Author: Douglas Trueman
Genre: Contemporary, Young Adult
Publication date: July 26th 2014
Pages: 297 (ebook)
Source: Xpresso Book Tours
Rebecca Lockhart moved to Vancouver to start a new life. What she found felt more like the end.
Raised with Victorian values and classically trained as a pianist, seventeen-year-old Rebecca takes solace in the prose of Jane Austen and the music of Debussy. But when a virtuoso guitar player exposes her to the free spirit of rock and roll, Rebecca's outlook on the world begins to change. She dares to take risks her old self couldn't imagine.
Hallway rumors of her new behavior reach the high school office, and Rebecca comes face-to-face with vice-principal - Cahterine Lockhart, her mother.
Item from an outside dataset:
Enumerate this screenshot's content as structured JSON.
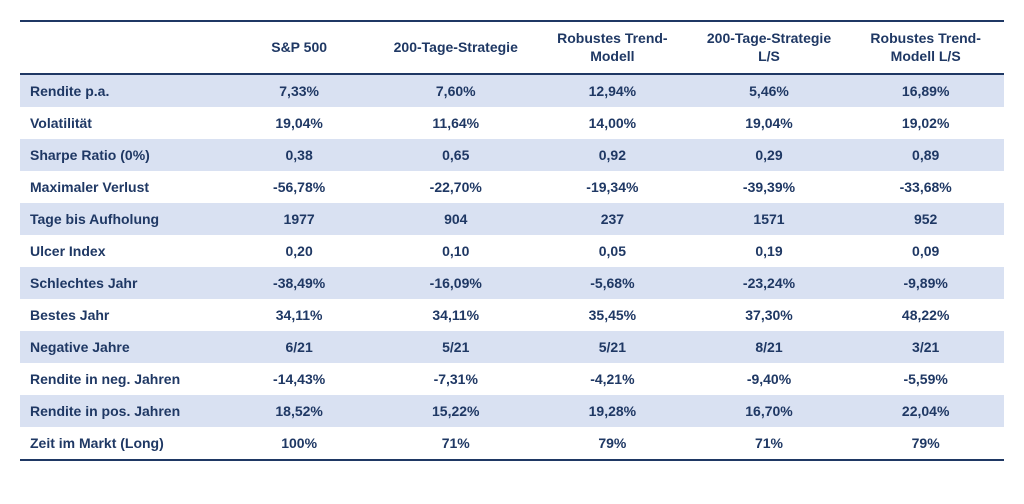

Desperate to remain in mom's good graces, she lies. Before she can blink, Rebecca is caught in a web of deceit that envelopes her entire life. If she reveals the truth, she and her mother will have to face an unspeakable secret from their past. If she doesn't, a fellow student could be sentenced to prison.
Only the Good Die Young is a coming-of-age story for the teenager in all of us, laced with the dry, deadpan humor of a shy girl struggling to find her way.
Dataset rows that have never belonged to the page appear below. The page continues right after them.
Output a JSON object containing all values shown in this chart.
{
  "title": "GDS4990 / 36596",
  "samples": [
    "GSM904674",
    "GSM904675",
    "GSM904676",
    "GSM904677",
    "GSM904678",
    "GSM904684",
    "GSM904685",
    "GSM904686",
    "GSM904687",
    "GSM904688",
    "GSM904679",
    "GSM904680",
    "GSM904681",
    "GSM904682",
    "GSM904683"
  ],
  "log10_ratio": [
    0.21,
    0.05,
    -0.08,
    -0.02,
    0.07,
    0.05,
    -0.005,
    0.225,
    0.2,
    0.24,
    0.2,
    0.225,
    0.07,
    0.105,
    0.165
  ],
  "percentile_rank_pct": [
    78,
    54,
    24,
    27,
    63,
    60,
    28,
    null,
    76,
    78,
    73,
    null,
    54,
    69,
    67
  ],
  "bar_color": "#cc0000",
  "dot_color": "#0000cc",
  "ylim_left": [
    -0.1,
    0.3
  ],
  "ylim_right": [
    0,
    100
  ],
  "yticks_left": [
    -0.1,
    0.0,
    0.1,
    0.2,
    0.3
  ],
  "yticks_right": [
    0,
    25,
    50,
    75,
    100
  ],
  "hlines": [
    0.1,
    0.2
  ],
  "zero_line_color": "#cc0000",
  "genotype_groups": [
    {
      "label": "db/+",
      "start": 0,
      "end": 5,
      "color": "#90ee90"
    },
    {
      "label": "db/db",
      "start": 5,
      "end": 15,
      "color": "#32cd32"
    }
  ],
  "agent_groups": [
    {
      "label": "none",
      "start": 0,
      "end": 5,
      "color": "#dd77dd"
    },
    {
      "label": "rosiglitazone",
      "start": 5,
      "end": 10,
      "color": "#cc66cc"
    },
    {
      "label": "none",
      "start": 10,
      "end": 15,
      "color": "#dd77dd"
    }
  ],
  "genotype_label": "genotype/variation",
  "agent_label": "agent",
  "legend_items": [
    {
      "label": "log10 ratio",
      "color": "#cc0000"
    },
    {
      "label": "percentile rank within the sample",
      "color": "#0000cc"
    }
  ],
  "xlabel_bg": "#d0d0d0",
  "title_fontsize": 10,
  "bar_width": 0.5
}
This is one of those hard books to rate. There were times that I thought this book is great but a minute later I was considering to put the book away. There were some things I just couldn’t get over. So in the end I settled for a 3.
Only the Good Die Young follows seventeen-year-old Rebecca. She just moved from Toronto to Vancouver mid semester in her senior year. Together with her mom she tries to escape and forget her past. But how long will it be until their past and their secrets catch up to them?
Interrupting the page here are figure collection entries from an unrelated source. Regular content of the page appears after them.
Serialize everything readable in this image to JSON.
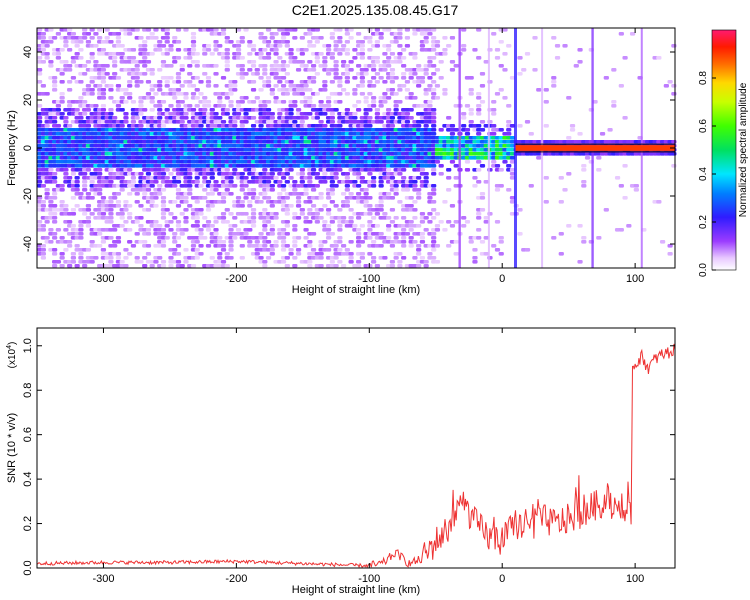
{
  "title": "C2E1.2025.135.08.45.G17",
  "chart_data": [
    {
      "type": "heatmap",
      "xlabel": "Height of straight line (km)",
      "ylabel": "Frequency (Hz)",
      "xlim": [
        -350,
        130
      ],
      "ylim": [
        -50,
        50
      ],
      "xticks": [
        -300,
        -200,
        -100,
        0,
        100
      ],
      "yticks": [
        -40,
        -20,
        0,
        20,
        40
      ],
      "colorbar": {
        "label": "Normalized spectral amplitude",
        "range": [
          0,
          1
        ],
        "ticks": [
          0.0,
          0.2,
          0.4,
          0.6,
          0.8
        ],
        "tick_labels": [
          "0.0",
          "0.2",
          "0.4",
          "0.6",
          "0.8"
        ]
      },
      "features": {
        "noise_band_center_hz": 0,
        "noise_band_halfwidth_hz": 8,
        "carrier_line_start_km": 10,
        "carrier_line_end_km": 130,
        "carrier_amplitude": 0.9
      }
    },
    {
      "type": "line",
      "xlabel": "Height of straight line (km)",
      "ylabel": "SNR (10 * v/v)",
      "yscale_label": "(x10",
      "yscale_exp": "4",
      "yscale_close": ")",
      "xlim": [
        -350,
        130
      ],
      "ylim": [
        0,
        1.08
      ],
      "xticks": [
        -300,
        -200,
        -100,
        0,
        100
      ],
      "yticks": [
        0.0,
        0.2,
        0.4,
        0.6,
        0.8,
        1.0
      ],
      "ytick_labels": [
        "0.0",
        "0.2",
        "0.4",
        "0.6",
        "0.8",
        "1.0"
      ],
      "series": [
        {
          "color": "#ee3333",
          "x": [
            -350,
            -300,
            -250,
            -200,
            -150,
            -100,
            -90,
            -80,
            -70,
            -60,
            -50,
            -40,
            -30,
            -20,
            -10,
            0,
            10,
            20,
            30,
            40,
            50,
            60,
            70,
            80,
            90,
            97,
            98,
            100,
            105,
            110,
            115,
            120,
            130
          ],
          "y": [
            0.02,
            0.025,
            0.025,
            0.03,
            0.02,
            0.01,
            0.02,
            0.07,
            0.02,
            0.04,
            0.12,
            0.18,
            0.3,
            0.2,
            0.14,
            0.12,
            0.2,
            0.18,
            0.22,
            0.2,
            0.22,
            0.25,
            0.28,
            0.3,
            0.26,
            0.22,
            0.9,
            0.92,
            0.95,
            0.9,
            0.94,
            0.96,
            0.98
          ]
        }
      ]
    }
  ]
}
One of the things that I liked about this book was that the characters seemed real. When I look back to when I was in high school I remember all the troubles that seemed so big back then but are so small when you look back on it. I liked that the main characters learns something in this book, not only about herself but also about the people surrounding her.
But I didn’t like Rebecca at all. I know that she is going through a rough period but all the choices she made and the way she acted towards everyone, especially Kyle were so wrong. I really enjoyed Kyle, he is a great friend but unfortunately Rebecca can’t see it immediately. He had this sometimes annoying ability to come up with a song for every situation. Near the end of the book I finally found some respect for Rebecca. She finally made the right decision and it didn’t make up for all the mistakes she made in the past but it was a start in the right direction.
The book is well written and has a good pace. So while it wasn’t a perfect match for me I would still recommend it to other readers. It opened my eyes to certain subjects and it has potential to be a great book for others.